The federal government has responded to demands from Premier Scott Moe, to explain why its employees were taking water samples at some dugouts on private farm land.
The federal environment minister Steven Guilbeault accused the Sask Party government of mis-representing the facts.
“I believe that we, and Canadians, are best served when we engage on the facts—not heated and misinformed rhetoric. In your role as Minister responsible for Saskatchewan Water Security Agency, you will be well aware that water quality is one of those rare issues that unites all Canadians.” the minister said in a letter sent to the provincial government.
Guilbeault didn’t explain exactly what the federal employees were doing there, and why they didn’t get permission from the landowner first.

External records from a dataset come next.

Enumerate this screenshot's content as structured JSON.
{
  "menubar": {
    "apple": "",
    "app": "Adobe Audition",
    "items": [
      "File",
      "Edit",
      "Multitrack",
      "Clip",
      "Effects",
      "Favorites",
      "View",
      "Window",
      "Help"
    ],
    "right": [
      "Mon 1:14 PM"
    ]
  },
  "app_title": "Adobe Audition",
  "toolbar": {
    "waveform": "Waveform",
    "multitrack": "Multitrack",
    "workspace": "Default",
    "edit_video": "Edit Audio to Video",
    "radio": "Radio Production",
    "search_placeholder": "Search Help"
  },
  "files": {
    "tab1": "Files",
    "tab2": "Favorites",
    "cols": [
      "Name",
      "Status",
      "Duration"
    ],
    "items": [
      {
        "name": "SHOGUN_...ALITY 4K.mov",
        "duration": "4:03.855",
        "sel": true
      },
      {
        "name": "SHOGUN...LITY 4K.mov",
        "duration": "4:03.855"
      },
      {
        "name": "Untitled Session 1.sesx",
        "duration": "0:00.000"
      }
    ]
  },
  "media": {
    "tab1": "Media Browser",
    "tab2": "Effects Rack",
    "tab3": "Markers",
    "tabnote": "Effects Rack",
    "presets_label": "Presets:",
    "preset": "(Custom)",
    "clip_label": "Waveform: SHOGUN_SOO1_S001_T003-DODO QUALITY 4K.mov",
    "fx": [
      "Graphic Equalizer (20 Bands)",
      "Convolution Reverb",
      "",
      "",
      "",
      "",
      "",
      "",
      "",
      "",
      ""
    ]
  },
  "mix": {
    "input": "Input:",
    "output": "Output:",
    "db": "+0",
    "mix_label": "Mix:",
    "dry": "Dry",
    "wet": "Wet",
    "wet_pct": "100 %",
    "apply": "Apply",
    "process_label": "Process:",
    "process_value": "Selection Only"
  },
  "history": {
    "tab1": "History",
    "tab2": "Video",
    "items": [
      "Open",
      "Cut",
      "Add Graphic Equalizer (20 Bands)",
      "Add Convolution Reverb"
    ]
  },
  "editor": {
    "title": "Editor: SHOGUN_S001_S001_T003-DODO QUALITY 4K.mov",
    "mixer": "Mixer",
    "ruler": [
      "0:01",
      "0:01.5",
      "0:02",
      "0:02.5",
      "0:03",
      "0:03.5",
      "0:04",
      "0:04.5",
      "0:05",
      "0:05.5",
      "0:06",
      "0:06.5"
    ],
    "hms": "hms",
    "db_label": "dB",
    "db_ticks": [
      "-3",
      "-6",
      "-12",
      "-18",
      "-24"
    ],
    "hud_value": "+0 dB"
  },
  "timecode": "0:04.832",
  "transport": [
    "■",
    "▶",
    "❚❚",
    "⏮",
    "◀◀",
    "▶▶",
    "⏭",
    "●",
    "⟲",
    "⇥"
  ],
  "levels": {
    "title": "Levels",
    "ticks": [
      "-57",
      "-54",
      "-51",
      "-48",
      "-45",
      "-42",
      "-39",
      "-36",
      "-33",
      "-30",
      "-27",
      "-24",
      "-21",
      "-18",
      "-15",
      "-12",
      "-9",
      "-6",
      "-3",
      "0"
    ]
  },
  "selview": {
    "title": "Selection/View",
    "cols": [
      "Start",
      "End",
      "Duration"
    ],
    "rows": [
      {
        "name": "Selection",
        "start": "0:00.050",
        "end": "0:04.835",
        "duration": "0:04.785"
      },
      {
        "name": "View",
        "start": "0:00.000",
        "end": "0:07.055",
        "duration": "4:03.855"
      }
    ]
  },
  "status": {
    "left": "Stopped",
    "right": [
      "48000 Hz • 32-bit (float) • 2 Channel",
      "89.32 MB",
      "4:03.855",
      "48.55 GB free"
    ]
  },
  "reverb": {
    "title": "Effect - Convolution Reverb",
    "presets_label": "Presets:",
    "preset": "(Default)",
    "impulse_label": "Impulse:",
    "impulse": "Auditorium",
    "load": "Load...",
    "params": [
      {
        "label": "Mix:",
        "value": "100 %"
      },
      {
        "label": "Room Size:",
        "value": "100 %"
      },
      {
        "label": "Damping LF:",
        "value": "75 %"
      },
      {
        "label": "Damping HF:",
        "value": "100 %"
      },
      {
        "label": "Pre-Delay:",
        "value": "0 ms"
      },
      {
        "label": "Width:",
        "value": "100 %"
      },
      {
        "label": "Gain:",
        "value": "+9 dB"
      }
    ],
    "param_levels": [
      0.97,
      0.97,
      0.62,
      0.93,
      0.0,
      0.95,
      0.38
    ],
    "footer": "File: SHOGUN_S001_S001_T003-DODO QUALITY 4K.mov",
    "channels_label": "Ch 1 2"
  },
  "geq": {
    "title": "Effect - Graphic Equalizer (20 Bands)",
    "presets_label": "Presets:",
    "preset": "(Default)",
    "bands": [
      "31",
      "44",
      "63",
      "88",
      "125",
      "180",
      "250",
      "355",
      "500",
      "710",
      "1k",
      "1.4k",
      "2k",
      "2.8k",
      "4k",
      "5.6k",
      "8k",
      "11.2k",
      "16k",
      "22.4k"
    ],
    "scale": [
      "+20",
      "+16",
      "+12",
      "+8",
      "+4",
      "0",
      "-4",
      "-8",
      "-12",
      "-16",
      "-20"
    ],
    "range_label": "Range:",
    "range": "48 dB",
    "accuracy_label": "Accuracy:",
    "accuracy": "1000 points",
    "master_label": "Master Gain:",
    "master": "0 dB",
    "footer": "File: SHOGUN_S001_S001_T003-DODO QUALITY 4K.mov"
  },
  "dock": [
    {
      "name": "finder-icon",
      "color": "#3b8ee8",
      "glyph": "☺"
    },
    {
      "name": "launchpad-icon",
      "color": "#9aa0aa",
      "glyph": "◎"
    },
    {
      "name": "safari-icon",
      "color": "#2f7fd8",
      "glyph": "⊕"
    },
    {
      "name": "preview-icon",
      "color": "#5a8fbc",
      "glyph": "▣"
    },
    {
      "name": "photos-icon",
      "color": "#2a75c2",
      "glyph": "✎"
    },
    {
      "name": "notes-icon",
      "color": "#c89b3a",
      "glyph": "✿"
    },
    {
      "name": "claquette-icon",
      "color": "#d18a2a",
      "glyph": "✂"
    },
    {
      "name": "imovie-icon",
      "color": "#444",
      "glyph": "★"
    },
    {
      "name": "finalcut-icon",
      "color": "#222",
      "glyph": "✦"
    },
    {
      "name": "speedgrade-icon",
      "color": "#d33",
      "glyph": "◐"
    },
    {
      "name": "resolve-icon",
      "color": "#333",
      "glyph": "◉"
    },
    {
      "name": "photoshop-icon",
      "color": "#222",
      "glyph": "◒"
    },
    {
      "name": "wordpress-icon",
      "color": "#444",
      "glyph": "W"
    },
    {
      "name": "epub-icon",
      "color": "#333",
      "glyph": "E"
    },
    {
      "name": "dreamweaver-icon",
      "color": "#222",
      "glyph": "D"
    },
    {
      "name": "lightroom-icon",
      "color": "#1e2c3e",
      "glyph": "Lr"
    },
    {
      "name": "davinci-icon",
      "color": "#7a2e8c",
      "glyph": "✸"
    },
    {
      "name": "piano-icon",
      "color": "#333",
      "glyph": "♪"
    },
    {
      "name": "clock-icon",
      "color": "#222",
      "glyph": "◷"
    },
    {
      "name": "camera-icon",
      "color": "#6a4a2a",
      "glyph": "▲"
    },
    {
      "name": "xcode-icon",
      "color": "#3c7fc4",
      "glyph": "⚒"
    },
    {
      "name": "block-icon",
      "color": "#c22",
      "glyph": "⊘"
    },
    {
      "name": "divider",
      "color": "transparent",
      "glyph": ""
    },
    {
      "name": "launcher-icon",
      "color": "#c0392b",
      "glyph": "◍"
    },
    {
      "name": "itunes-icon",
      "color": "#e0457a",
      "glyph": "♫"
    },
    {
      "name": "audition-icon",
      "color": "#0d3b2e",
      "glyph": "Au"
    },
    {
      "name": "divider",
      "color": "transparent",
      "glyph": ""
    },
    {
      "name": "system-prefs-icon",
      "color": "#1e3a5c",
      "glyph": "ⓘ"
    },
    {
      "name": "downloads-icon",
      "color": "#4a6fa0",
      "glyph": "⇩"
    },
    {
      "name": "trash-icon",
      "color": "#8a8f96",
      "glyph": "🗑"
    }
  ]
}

“You brought this matter to my attention in your very public and very frank letter of August 21. I also took note of your comments openly speculating about the work of these scientists. Please allow me to be equally frank and public in my response: departmental officials are not testing water for nitrates or nutrients related to farm runoff, and their study is not related to the non-regulated, voluntary goals of the Government of Canada in an effort to reduce emissions from agricultural fertilizers. The claims made in the media about this incident compound other recent misinformation regarding the voluntary nature of the fertilizer emission reduction goals, mischaracterizing work that is voluntary, unregulated and being done in partnership with Canadian farmers to reduce emissions, not fertilizer use.”
Before the provincial government released their letter demanding to know what the feds were up too, an order in council by the provincial government was quietly approved, adding the crown (federal employees) to the list of people who could face trespassing charges on private land.